Using a Spark node/cluster on the UK Biobank Research Analysis Platform (DNAnexus), use R to extract a provided set of variables. Using code from the UK Biobank DNAnexus team https://github.com/UK-Biobank/UKB-RAP-Notebooks/blob/main/NBs_Prelim/105_export_participant_data_to_r.ipynb
Usage
get_rap_phenos(
names,
value_coding = "replace",
names_are_titles = FALSE,
record = NULL,
verbose = FALSE
)
Arguments
- names
A string or vector of strings. The variable name(s) required. e.g., c("eid","p31","p21003_i0")
- value_coding
A string. How to handle coded fields. "replace" if a coding value exists, replace the raw value with the code; "raw" export the raw values of the field; "exclude" if a coding value exists, do not export the value (most commonly used with sparse fields).
default="replace"
- names_are_titles
Logical. Passing DNAnexus variable "titles" e.g., c("Age at recruitment", "Standing height | Instance 0").
default=FALSE
- record
A string. The `dnanexus_link` file descriptor of the .dataset to use. Default (if left as NULL) is to use the most recently dispensed dataset.

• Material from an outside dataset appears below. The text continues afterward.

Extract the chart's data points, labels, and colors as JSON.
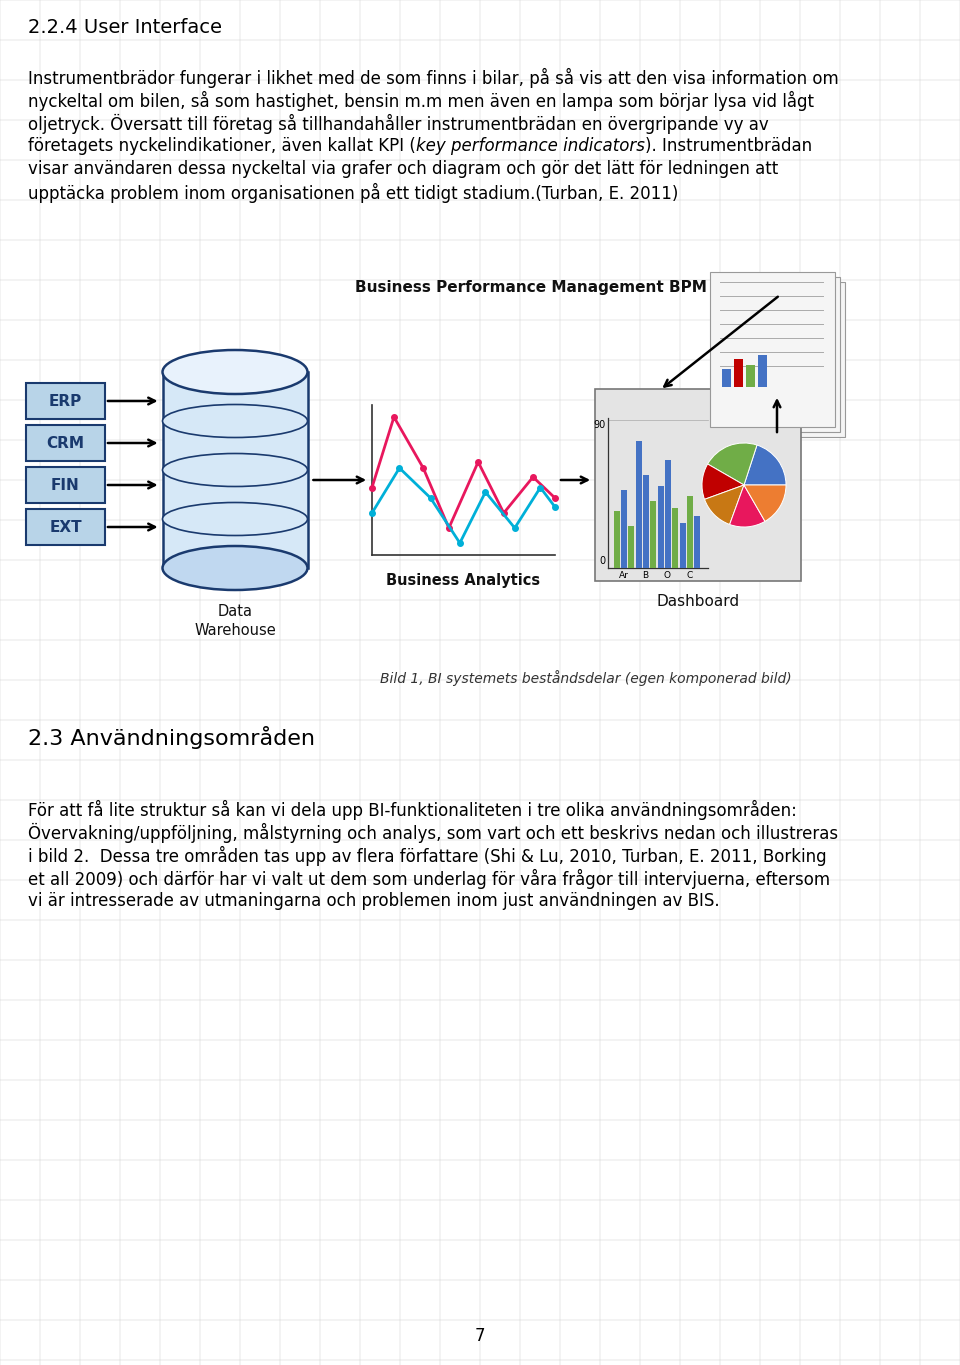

default=most recent dataset
- verbose
Logical. Be verbose,
default=FALSE
Examples
# get phenotype data
ukb <- get_rap_phenos(c("eid","p31","p21003_i0","p53_i0"))
# save to file on the RAP worker node
readr::write_tsv(ukb, "ukbrap.phenos.20231114.txt.gz")
# upload data to RAP storage
upload_to_rap(file="ukbrap.phenos.20231114.txt.gz", dir="")